We present a discussion of the design issues and trade-offs that have been considered in putting together a new concept for MOSAIC, the multi-object spectrograph for the E-ELT. MOSAIC aims to address the combined science cases for E-ELT MOS that arose from the earlier studies of the multi-object and multi-adaptive optics instruments. MOSAIC combines the advantages of a highly-multiplexed instrument targeting single-point objects with one which has a more modest multiplex but can spatially resolve a source with high resolution (IFU).

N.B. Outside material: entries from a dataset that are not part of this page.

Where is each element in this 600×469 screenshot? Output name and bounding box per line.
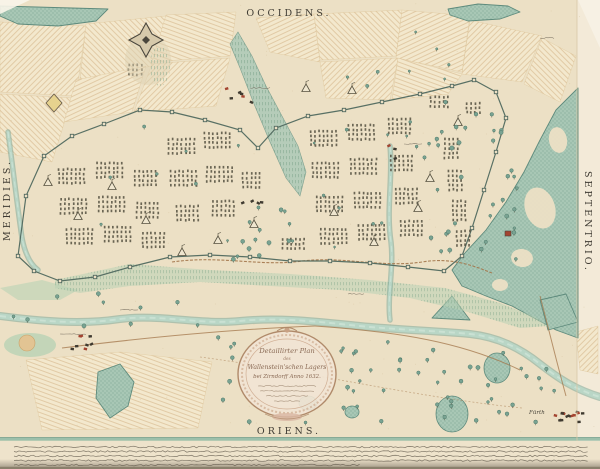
compass-label-west: OCCIDENS. (246, 8, 331, 19)
cartouche-title-line-1: Detaillirter Plan (258, 347, 315, 355)
map-canvas: OCCIDENS. ORIENS. MERIDIES. SEPTENTRIO. … (0, 0, 600, 469)
map-paint-layer (0, 0, 600, 469)
compass-label-north: SEPTENTRIO. (582, 171, 593, 273)
compass-label-east: ORIENS. (257, 426, 321, 437)
place-label-fuerth: Fürth (528, 410, 545, 416)
antique-map-sheet: OCCIDENS. ORIENS. MERIDIES. SEPTENTRIO. … (0, 0, 600, 469)
cartouche-title-line-2: des (283, 356, 290, 361)
cartouche-title-line-3: Wallenstein'schen Lagers (248, 364, 327, 371)
cartouche-title-line-4: bei Zirndorff Anno 1632. (253, 374, 321, 380)
compass-label-south: MERIDIES. (2, 159, 13, 241)
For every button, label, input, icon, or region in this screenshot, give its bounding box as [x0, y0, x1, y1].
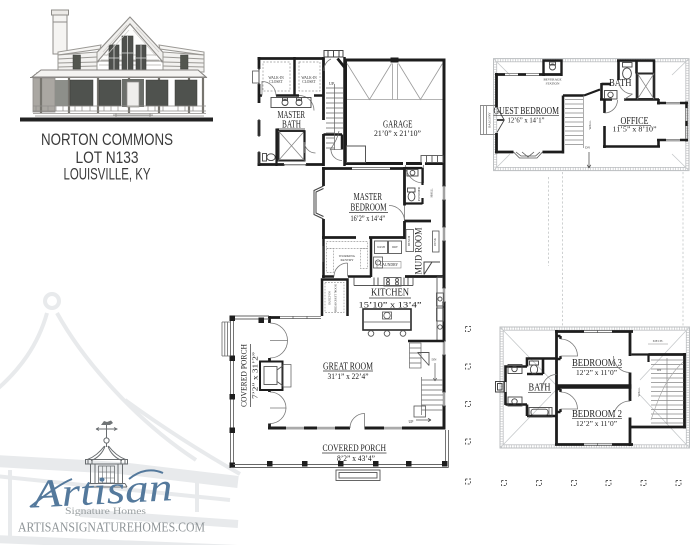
svg-text:DN: DN: [432, 358, 437, 362]
svg-text:12’6” x 14’1”: 12’6” x 14’1”: [508, 116, 545, 125]
svg-text:DN: DN: [657, 368, 662, 372]
svg-text:Signature Homes: Signature Homes: [65, 507, 146, 517]
svg-text:UP: UP: [409, 420, 414, 424]
svg-text:COVERED PORCH: COVERED PORCH: [323, 444, 387, 454]
svg-text:COVERED PORCH: COVERED PORCH: [239, 344, 249, 407]
svg-text:DESK: DESK: [433, 237, 437, 246]
svg-text:CLOSET: CLOSET: [302, 80, 316, 84]
svg-text:DRY: DRY: [392, 246, 398, 249]
svg-text:21’0” x 21’10”: 21’0” x 21’10”: [374, 128, 421, 138]
svg-text:15’10” x 13’4”: 15’10” x 13’4”: [359, 300, 422, 310]
svg-text:BUILT-IN: BUILT-IN: [328, 291, 332, 305]
svg-text:STATION: STATION: [546, 82, 560, 86]
svg-text:BATH: BATH: [529, 383, 551, 394]
svg-text:MUD ROOM: MUD ROOM: [414, 228, 424, 275]
svg-text:LOT N133: LOT N133: [76, 149, 139, 167]
svg-text:BEDROOM: BEDROOM: [351, 203, 387, 214]
svg-text:7’2” x 31’2”: 7’2” x 31’2”: [252, 352, 260, 399]
svg-text:CLOSET: CLOSET: [269, 80, 283, 84]
svg-text:ARTISANSIGNATUREHOMES.COM: ARTISANSIGNATUREHOMES.COM: [18, 520, 205, 535]
svg-text:WALL: WALL: [637, 388, 641, 397]
svg-text:8’2” x 43’4”: 8’2” x 43’4”: [337, 454, 375, 463]
svg-text:WALL: WALL: [588, 121, 592, 130]
svg-text:BREAKFAST NOOK: BREAKFAST NOOK: [334, 283, 338, 312]
svg-text:NORTON COMMONS: NORTON COMMONS: [41, 131, 173, 149]
svg-text:12’2” x 11’0”: 12’2” x 11’0”: [576, 368, 617, 377]
svg-text:BALCONY: BALCONY: [488, 112, 492, 128]
svg-text:DN: DN: [585, 146, 590, 150]
svg-text:16’2” x 14’4”: 16’2” x 14’4”: [351, 213, 386, 223]
svg-text:BENCH: BENCH: [407, 235, 411, 246]
svg-text:WASH: WASH: [377, 246, 385, 249]
svg-text:31’1” x 22’4”: 31’1” x 22’4”: [328, 371, 369, 381]
svg-text:MECH.: MECH.: [653, 339, 664, 343]
svg-text:POWDER: POWDER: [417, 186, 421, 201]
svg-text:MASTER: MASTER: [354, 192, 383, 203]
svg-text:LOUISVILLE, KY: LOUISVILLE, KY: [64, 166, 151, 184]
svg-text:HALL: HALL: [430, 188, 434, 197]
svg-text:KITCHEN: KITCHEN: [371, 288, 409, 299]
svg-text:UP: UP: [329, 81, 335, 86]
svg-text:PANTRY: PANTRY: [340, 258, 354, 262]
svg-text:12’2” x 11’0”: 12’2” x 11’0”: [576, 419, 617, 428]
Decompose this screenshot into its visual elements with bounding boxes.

These will span across two wavebands: visible and near-infrared.

Developments in fibre positioning technology for the WEAVE instrument for the William Herschel Telescope

Proceedings of SPIE Society of Photo-optical Instrumentation Engineers ( 9908 (2016)

Authors:

Ellen JJ Schallig, Ian J Lewis, James M Gilbert, Gavin Dalton, Matthew J Brock, Don C Abrams, Kevin Middleton, J Alfonso L Aguerri, Piercarlo Bonifacio, Esperanza Carrasco, Scott C Trager, Antonella Vallenari

Abstract:

WEAVE is the next-generation wide-field optical spectroscopy facility for the William Herschel Telescope (WHT) on La Palma in the Canary Islands, Spain. It is a multi-object "pick-and-place" fibre-fed spectrograph with a 1000 fibre multiplex behind a new dedicated 2° prime focus corrector. The WEAVE positioner concept uses two robots working in tandem in order to reconfigure a fully populated field within the expected 1 hour dwell-time for the instrument (a good match between the required exposure times and the limit of validity for a given configuration due to the effects of differential refraction). In this paper we describe some of the final design decisions arising from the prototyping phase of the instrument design and provide an update on the current manufacturing status of the fibre positioner system.